Убийство Буткевич с Бразовским продумали тщательно. Они даже пошли на то, чтобы самим зародить у военных дознавателей подозрения против Бразовского, а потом допрос под заклятием должен был полностью и окончательно снять с капитана все обвинения и подозрения. Однако с таким допросом военные не спешили, и Буткевич решил снять подозрения с брата иным способом.

— Лоор? — догадался Поморцев.

— Именно, — обозначив поклон в сторону старшего губного пристава, подтвердил я. — Думаю, Буткевич пообещал Бессонову, что больше не будет брать с него деньги за алиби или же снизит размер отступных. И вот маньяк, — я постарался, чтобы это слово звучало издевательски, — снова выходит на охоту. А капитан Бразовский выходит на свободу, но тут его делами плотно занялся Семен Андреевич, — я повторил полукивок-полупоклон, на сей раз в сторону своего командира и сделал еще два небольших глотка воды.

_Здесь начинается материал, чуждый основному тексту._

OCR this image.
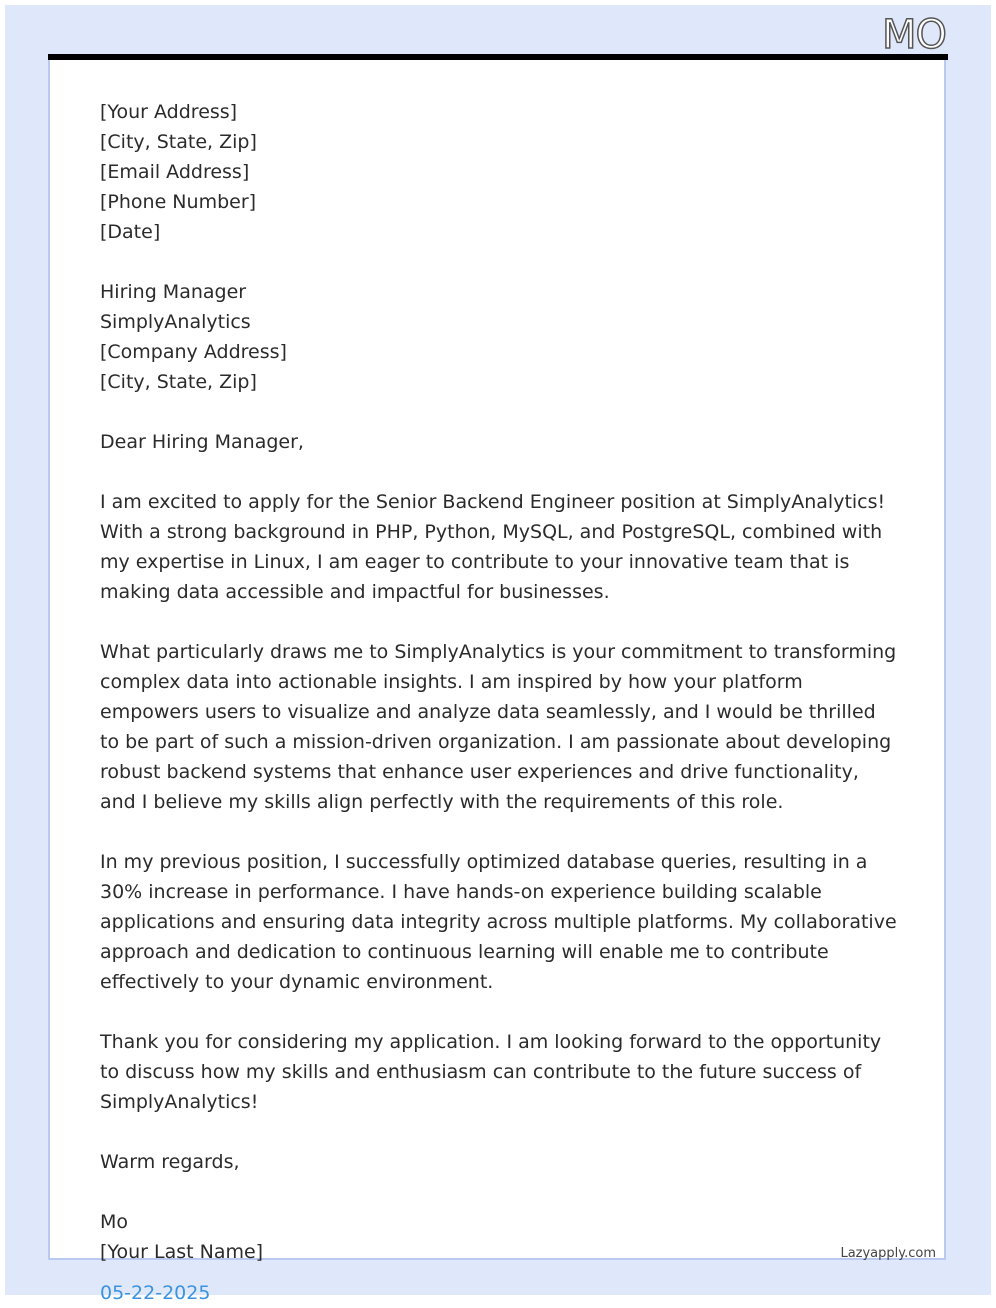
MO
[Your Address]
[City, State, Zip]
[Email Address]
[Phone Number]
[Date]
Hiring Manager
SimplyAnalytics
[Company Address]
[City, State, Zip]
Dear Hiring Manager,

I am excited to apply for the Senior Backend Engineer position at SimplyAnalytics! With a strong background in PHP, Python, MySQL, and PostgreSQL, combined with my expertise in Linux, I am eager to contribute to your innovative team that is making data accessible and impactful for businesses.

What particularly draws me to SimplyAnalytics is your commitment to transforming complex data into actionable insights. I am inspired by how your platform empowers users to visualize and analyze data seamlessly, and I would be thrilled to be part of such a mission-driven organization. I am passionate about developing robust backend systems that enhance user experiences and drive functionality, and I believe my skills align perfectly with the requirements of this role.

In my previous position, I successfully optimized database queries, resulting in a 30% increase in performance. I have hands-on experience building scalable applications and ensuring data integrity across multiple platforms. My collaborative approach and dedication to continuous learning will enable me to contribute effectively to your dynamic environment.

Thank you for considering my application. I am looking forward to the opportunity to discuss how my skills and enthusiasm can contribute to the future success of SimplyAnalytics!

Warm regards,
Mo
[Your Last Name]	Lazyapply.com
05-22-2025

— Однако уже очень скоро Бессонов снова взялся за трость и стилет, — продолжил я свое повествование, — на сей раз, чтобы окончательно, как он думал, обезопасить себя. Жертвой, как мы помним, стал Буткевич — единственный на то время человек, знавший истинную цену алиби Бессонова. Однако именно это убийство стало для Бессонова началом конца.

— Да, подпоручик, нам всем интересно, как вам удалось раскрыть столь изощренную и поистине дьявольскую хитрость Бессонова, — уцепился за мои слова князь Белосельцев. — Поведайте нам, не утаивайте.

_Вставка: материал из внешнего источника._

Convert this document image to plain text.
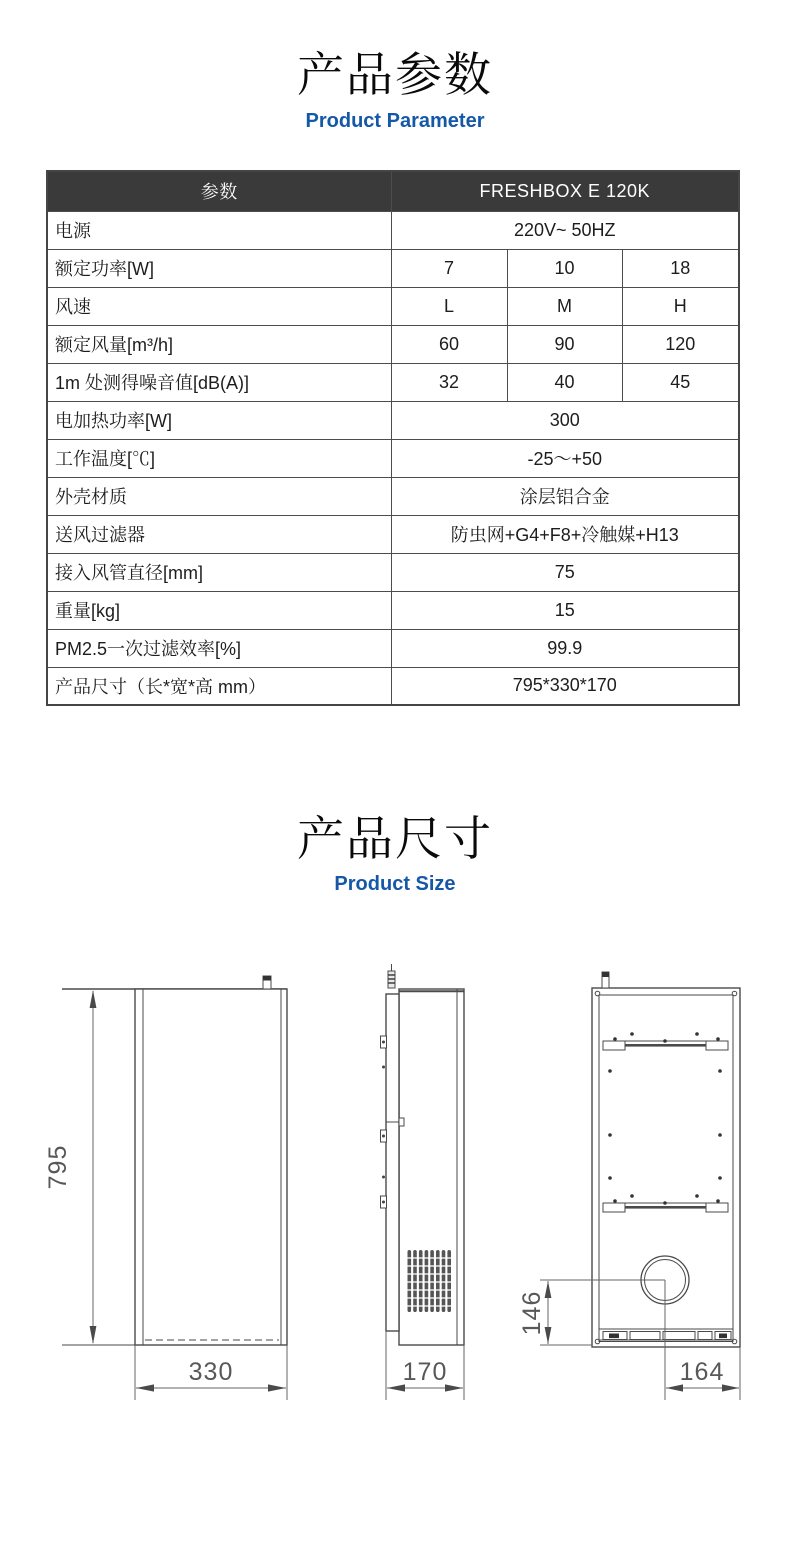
产品参数
Product Parameter
参数	FRESHBOX E 120K		
电源	220V~ 50HZ		
额定功率[W]	7	10	18
风速	L	M	H
额定风量[m³/h]	60	90	120
1m 处测得噪音值[dB(A)]	32	40	45
电加热功率[W]	300		
工作温度[℃]	-25～+50		
外壳材质	涂层铝合金		
送风过滤器	防虫网+G4+F8+冷触媒+H13		
接入风管直径[mm]	75		
重量[kg]	15		
PM2.5一次过滤效率[%]	99.9		
产品尺寸（长*宽*高 mm）	795*330*170		
产品尺寸
Product Size
795
330	170
146
164
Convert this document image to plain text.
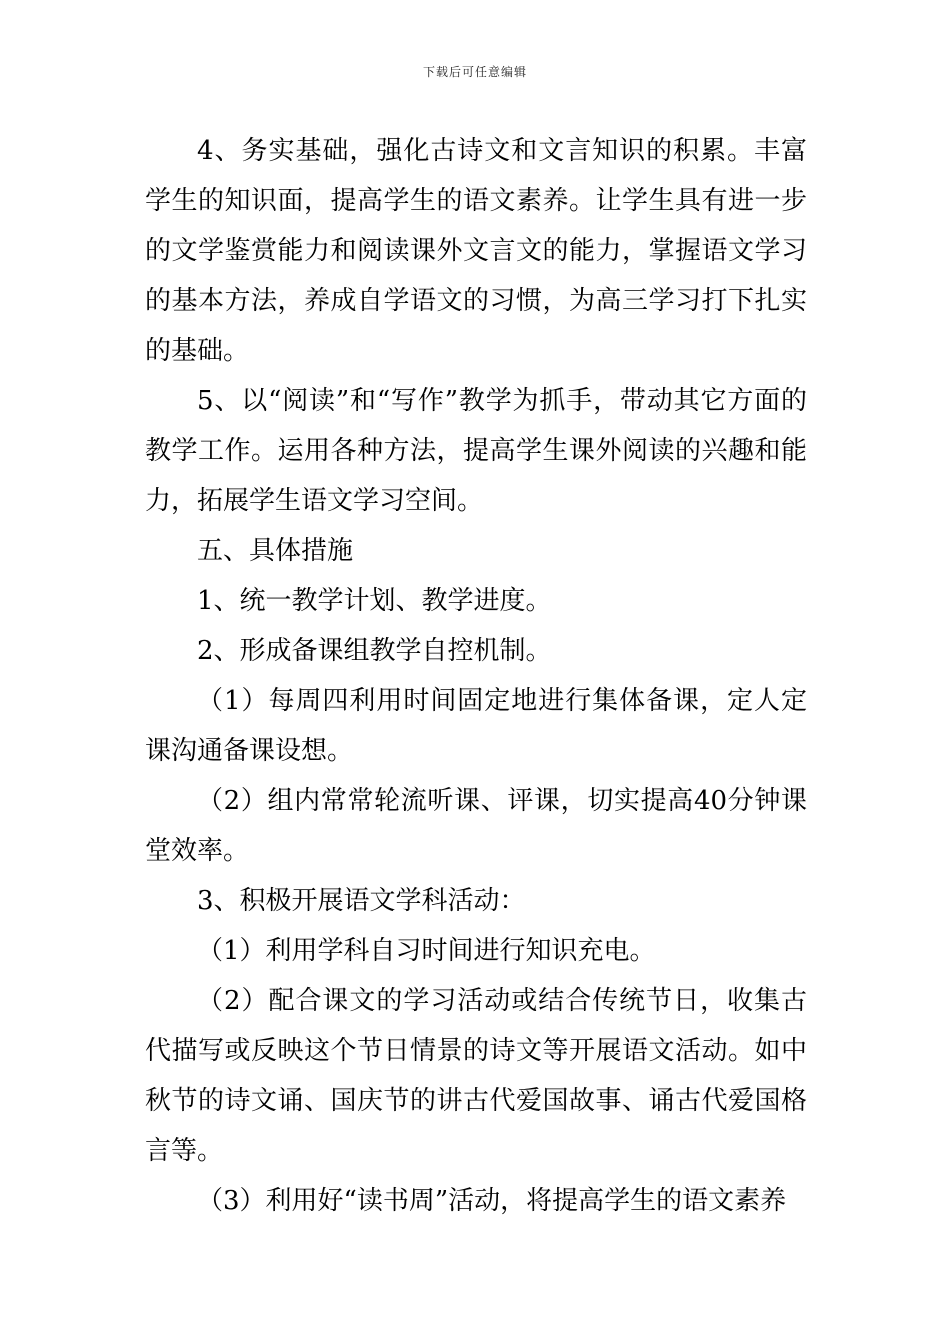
下载后可任意编辑

4、务实基础，强化古诗文和文言知识的积累。丰富学生的知识面，提高学生的语文素养。让学生具有进一步的文学鉴赏能力和阅读课外文言文的能力，掌握语文学习的基本方法，养成自学语文的习惯，为高三学习打下扎实的基础。

5、以“阅读”和“写作”教学为抓手，带动其它方面的教学工作。运用各种方法，提高学生课外阅读的兴趣和能力，拓展学生语文学习空间。

五、具体措施

1、统一教学计划、教学进度。

2、形成备课组教学自控机制。

（1）每周四利用时间固定地进行集体备课，定人定课沟通备课设想。

（2）组内常常轮流听课、评课，切实提高40分钟课堂效率。

3、积极开展语文学科活动：

（1）利用学科自习时间进行知识充电。

（2）配合课文的学习活动或结合传统节日，收集古代描写或反映这个节日情景的诗文等开展语文活动。如中秋节的诗文诵、国庆节的讲古代爱国故事、诵古代爱国格言等。

（3）利用好“读书周”活动，将提高学生的语文素养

Ну, раз такой человек просит, как тут не поведать? Я глотнул еще немножко водички, прокашлялся и приступил:

— Вот с убийства Буткевича все и началось. До того все жертвы таинственного маньяка не только были одним и тем же способом убиты, но и имели очень похожую друг на друга наружность, и даже одевались сходным образом. Буткевич же из этого ряда начисто выпадал, что и заставляло задуматься. Да, первоначально я пошел по неверному пути, предположив, что Буткевич в бытность свою губным стражником как-то пересекался с маньяком и что-то мог знать, а потом маньяк никак не мог его найти, потому что тот перевелся в армию. Затем случайно нашел, выследил и убил. И пусть предположение оказалось ошибочным, но оно стало отправной точкой дальнейших поисков.

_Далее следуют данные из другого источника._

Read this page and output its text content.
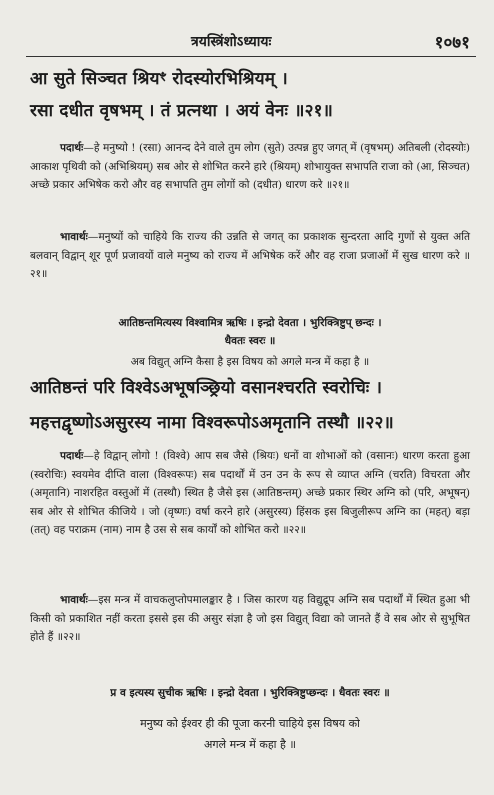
त्रयस्त्रिंशोऽध्यायः	१०७१
आ सुते सिञ्चत श्रियꣳ रोदस्योरभिश्रियम् ।
रसा दधीत वृषभम् । तं प्रत्नथा । अयं वेनः ॥२१॥
पदार्थः—हे मनुष्यो ! (रसा) आनन्द देने वाले तुम लोग (सुते) उत्पन्न हुए जगत् में (वृषभम्) अतिबली (रोदस्योः) आकाश पृथिवी को (अभिश्रियम्) सब ओर से शोभित करने हारे (श्रियम्) शोभायुक्त सभापति राजा को (आ, सिञ्चत) अच्छे प्रकार अभिषेक करो और वह सभापति तुम लोगों को (दधीत) धारण करे ॥२१॥
भावार्थः—मनुष्यों को चाहिये कि राज्य की उन्नति से जगत् का प्रकाशक सुन्दरता आदि गुणों से युक्त अति बलवान् विद्वान् शूर पूर्ण प्रजावयों वाले मनुष्य को राज्य में अभिषेक करें और वह राजा प्रजाओं में सुख धारण करे ॥२१॥
आतिष्ठन्तमित्यस्य विश्वामित्र ऋषिः । इन्द्रो देवता । भुरिक्त्रिष्टुप् छन्दः ।
धैवतः स्वरः ॥
अब विद्युत् अग्नि कैसा है इस विषय को अगले मन्त्र में कहा है ॥
आतिष्ठन्तं परि विश्वेऽअभूषञ्छ्रियो वसानश्चरति स्वरोचिः ।
महत्तद्वृष्णोऽअसुरस्य नामा विश्वरूपोऽअमृतानि तस्थौ ॥२२॥
पदार्थः—हे विद्वान् लोगो ! (विश्वे) आप सब जैसे (श्रियः) धनों वा शोभाओं को (वसानः) धारण करता हुआ (स्वरोचिः) स्वयमेव दीप्ति वाला (विश्वरूपः) सब पदार्थों में उन उन के रूप से व्याप्त अग्नि (चरति) विचरता और (अमृतानि) नाशरहित वस्तुओं में (तस्थौ) स्थित है जैसे इस (आतिष्ठन्तम्) अच्छे प्रकार स्थिर अग्नि को (परि, अभूषन्) सब ओर से शोभित कीजिये । जो (वृष्णः) वर्षा करने हारे (असुरस्य) हिंसक इस बिजुलीरूप अग्नि का (महत्) बड़ा (तत्) वह पराक्रम (नाम) नाम है उस से सब कार्यों को शोभित करो ॥२२॥
भावार्थः—इस मन्त्र में वाचकलुप्तोपमालङ्कार है । जिस कारण यह विद्युद्रूप अग्नि सब पदार्थों में स्थित हुआ भी किसी को प्रकाशित नहीं करता इससे इस की असुर संज्ञा है जो इस विद्युत् विद्या को जानते हैं वे सब ओर से सुभूषित होते हैं ॥२२॥
प्र व इत्यस्य सुचीक ऋषिः । इन्द्रो देवता । भुरिक्त्रिष्टुप्छन्दः । धैवतः स्वरः ॥
मनुष्य को ईश्वर ही की पूजा करनी चाहिये इस विषय को
अगले मन्त्र में कहा है ॥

Тут, правда, сначала последовало раскрытие воровства Бразовского и Буткевича, затем было раскрыто убийство купца Маркидонова, но все это время я продолжал изучать дела по убийствам, совершенным таинственным маньяком, — убытием на войну я решил не хвастаться. — И все больше и больше утверждался во мнении, что именно отыскав, где и как пересеклись пути маньяка и урядника губной стражи Буткевича, можно будет вычислить неуловимого убийцу. Тем более, никакой иной зацепки материалы дела в том виде, в каком они пребывали в то время, не давали.

— Поэтому вы ко мне в управу и перебрались, — подал голос старший исправник Горюшин.

— Не только поэтому, Дмитрий Иванович, — признался я. В ходе поездки господина майора, — снова полупоклон в сторону Лахвостева, — к отцу Бразовского и Буткевича, а также схватки с Бразовским-старшим выяснилось, что старший Бразовский послал сыновей на государеву службу для того, чтобы они воровали. И если с воровскими делами Бразовского было все уже ясно, то каким образом воровал Буткевич за шестнадцать лет службы в губной страже, для нас оставалось неизвестным. Предположить же, что Буткевич все это время служил честно и без лихоимства, я уже, как вы понимаете, не мог.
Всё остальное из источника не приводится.